Parmi 22 324 enfants qui ont eu en moyenne 2,9 DP, une maladie cardiaque susceptible d’entraîner une MS a été diagnostiquée chez 69 d’entre eux (0,3 %). Le diagnostic a été de 0,12 % au cours de la première évaluation et de 0,1 % aux suivantes ; 0,05 % des enfants ont entre 7 et 11 ans, et 0,12 % entre 12 et 18 ans. Pendant le suivi de 7,5 ± 3,7 ans, un enfant, qui avait un bilan normal, a eu un arrêt cardiaque récupéré au cours d’un entraînement. Moins d’un tiers des athlètes ont été diagnostiqués en raison d’antécédents familiaux positifs, de symptômes ou d’un examen physique anormal, tandis que les diagnostics restants l’ont été par des anomalies sur l’ECG au repos ou lors du test d’effort.

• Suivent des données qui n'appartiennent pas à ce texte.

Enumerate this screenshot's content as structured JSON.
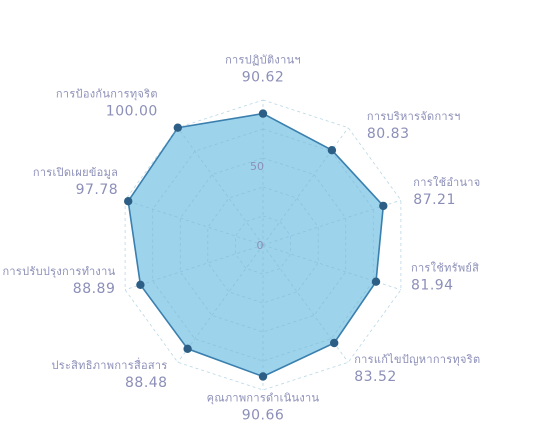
{
  "colors": {
    "fill": "#8ccbe8",
    "stroke": "#3a7fae",
    "point": "#2d5f86",
    "label": "#8c8fb8"
  },
  "chart_data": {
    "type": "radar",
    "title": "",
    "categories": [
      "การปฏิบัติงานฯ",
      "การบริหารจัดการฯ",
      "การใช้อำนาจ",
      "การใช้ทรัพย์สิ",
      "การแก้ไขปัญหาการทุจริต",
      "คุณภาพการดำเนินงาน",
      "ประสิทธิภาพการสื่อสาร",
      "การปรับปรุงการทำงาน",
      "การเปิดเผยข้อมูล",
      "การป้องกันการทุจริต"
    ],
    "values": [
      90.62,
      80.83,
      87.21,
      81.94,
      83.52,
      90.66,
      88.48,
      88.89,
      97.78,
      100.0
    ],
    "value_labels": [
      "90.62",
      "80.83",
      "87.21",
      "81.94",
      "83.52",
      "90.66",
      "88.48",
      "88.89",
      "97.78",
      "100.00"
    ],
    "ticks": [
      "0",
      "50"
    ],
    "rlim": [
      0,
      100
    ],
    "grid": true
  }
}
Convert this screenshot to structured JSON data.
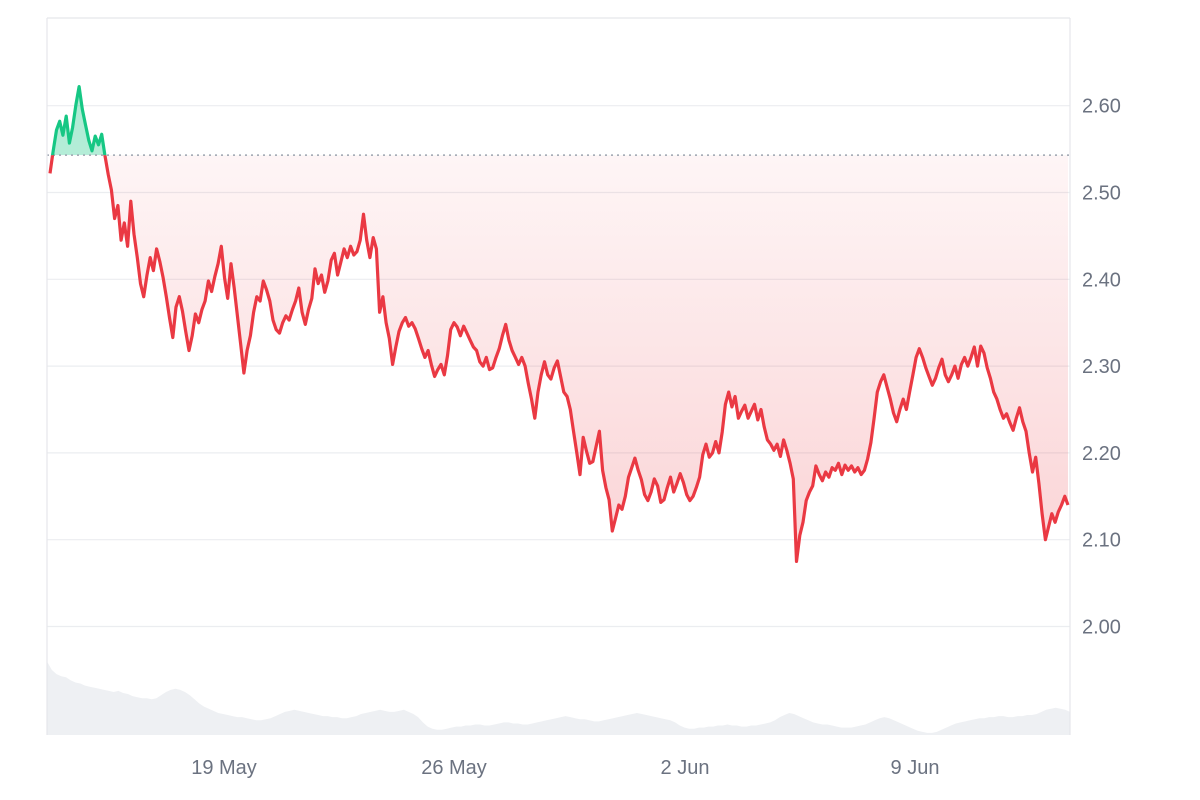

Une étude précédente sur les résultats du DP chez 11 168 joueurs de football anglais, basée sur une seule évaluation cardiovasculaire à l’âge de 16 ans, a rapporté une incidence de MS lors d’un suivi à long terme de 6,8/100 000 athlètes par an. Cinq sur huit des victimes de MS sont décédées à cause de cardiomyopathies non détectées au moment de l’évaluation unique. Ces données ont soulevé la crainte qu’une seule DP puisse potentiellement négliger des maladies génétiques à apparition phénotypique tardive ou des affections nouvellement acquises. L’étude de Sarto et coll. montre l’efficacité d’un dépistage répété, 9 athlètes sur les 13 diagnostiqués avec des cardiomyopathies l’ont été lors de l’évaluation répétée. Après trois séances de dépistage annuelles en moyenne, le nombre d’athlètes ayant reçu un diagnostic de maladie à risque a augmenté de près des deux tiers (de 25 à 69) par rapport à l’évaluation initiale. Les résultats de l’étude suggèrent que le programme italien commençant à un âge variable de 7 à 14 ans pourrait permettre un dépistage plus précoce. En effet, 74 % ont été détectés chez des enfants de moins de 16 ans. Cela indique qu’un retard de la première évaluation préalable à la participation à l’âge de 16 ans peut exposer une population importante de jeunes enfants encore non dépistés au risque de MS liée au sport en raison de maladies cardiaques inconnues.